Neri's specific affiliation within the Church is currently unknown, although there are a few good guesses. His sponsor was Medici prince Don Antonio, who maintained a palace laboratory called the Casino di San Marco on the north side of Florence; this is where Neri worked at the beginning of his career. The laboratory was located directly across the street from one of two apothecaries maintained by the Dominicans. It is hard to imagine that there was not some kind of relationship between two facilities both practicing alchemy mere steps from each other on opposite sides of the same street. This apothecary was part of the San Marco Convent complex, which a century earlier harbored Savonarola. There are strong indications that Neri’s family was sympathetic to his reform minded agenda. 

Don Antonio held high office in the Knights of Malta, a religious military order which reported directly to the pope and had great latitude in the types of projects it pursued. The Knights of Malta ran two churches in Florence and Neri can be connected to both.  The order traces its roots to the crusades and has various associations with alchemy such as George Ripley. One legend tells that Ripley helped to finance the knights through the production of alchemical gold. The knights followed the rule of Augustine and enjoyed a close relationship with the Augustinians.
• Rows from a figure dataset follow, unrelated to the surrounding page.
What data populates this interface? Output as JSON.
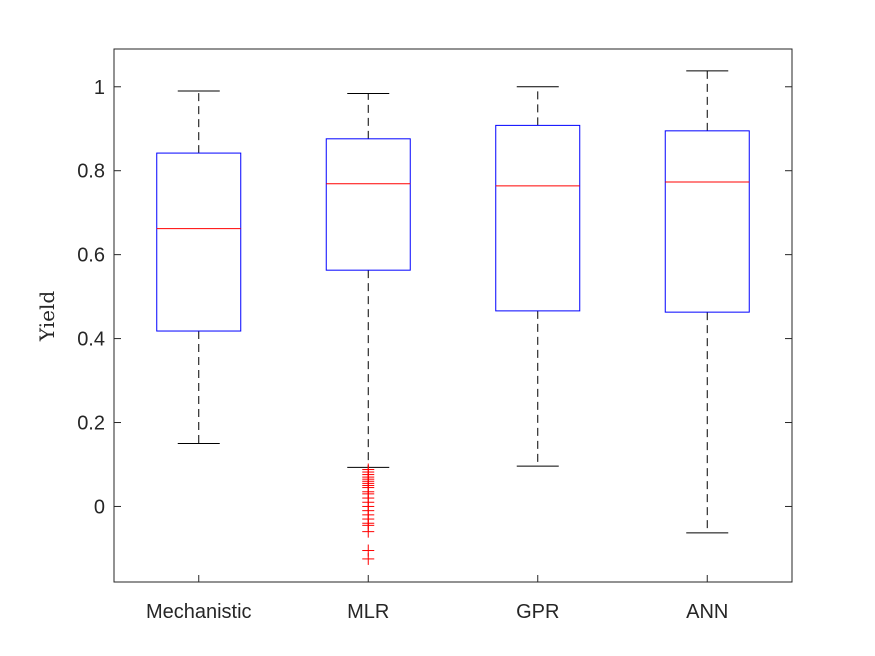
{
  "chart_data": {
    "type": "box",
    "title": "",
    "xlabel": "",
    "ylabel": "Yield",
    "ylim": [
      -0.18,
      1.09
    ],
    "yticks": [
      0,
      0.2,
      0.4,
      0.6,
      0.8,
      1
    ],
    "ytick_labels": [
      "0",
      "0.2",
      "0.4",
      "0.6",
      "0.8",
      "1"
    ],
    "categories": [
      "Mechanistic",
      "MLR",
      "GPR",
      "ANN"
    ],
    "boxes": [
      {
        "whisker_low": 0.15,
        "q1": 0.418,
        "median": 0.662,
        "q3": 0.842,
        "whisker_high": 0.99,
        "outliers": []
      },
      {
        "whisker_low": 0.093,
        "q1": 0.563,
        "median": 0.769,
        "q3": 0.876,
        "whisker_high": 0.984,
        "outliers": [
          0.088,
          0.082,
          0.076,
          0.07,
          0.065,
          0.06,
          0.055,
          0.05,
          0.045,
          0.035,
          0.03,
          0.02,
          0.01,
          0.0,
          -0.01,
          -0.02,
          -0.03,
          -0.04,
          -0.045,
          -0.06,
          -0.105,
          -0.125
        ]
      },
      {
        "whisker_low": 0.096,
        "q1": 0.466,
        "median": 0.764,
        "q3": 0.908,
        "whisker_high": 1.0,
        "outliers": []
      },
      {
        "whisker_low": -0.063,
        "q1": 0.463,
        "median": 0.773,
        "q3": 0.895,
        "whisker_high": 1.038,
        "outliers": []
      }
    ],
    "colors": {
      "box": "#0000ff",
      "median": "#ff0000",
      "whisker": "#000000",
      "outlier": "#ff0000",
      "axes": "#262626"
    },
    "grid": false,
    "legend": "none"
  }
}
The Augustinians counted a Francesco Neri as abbot of their San Clemente monastery near the Casino. He also worked for Don Antonio de' Medici at the Casino and may have been Antonio's brother. His aunt, Faustina, apparently entered an Augustinian convent after the death of her husband. 

But there is no shortage of other possibilities; as a child, the priest's home parish church was the Benedictine San Pier Maggiore. His father was buried at a Cistercian church, his grandfather at the Franciscan cathedral. At the end of his life, Antonio Neri's confessor was a Carmelite, but also served as the parish priest of an abbey run by the Canons Regular of the Lateran. Whichever group served as his base of operations, through Antonio Neri they continued a very long tradition of alchemy practiced within the Church.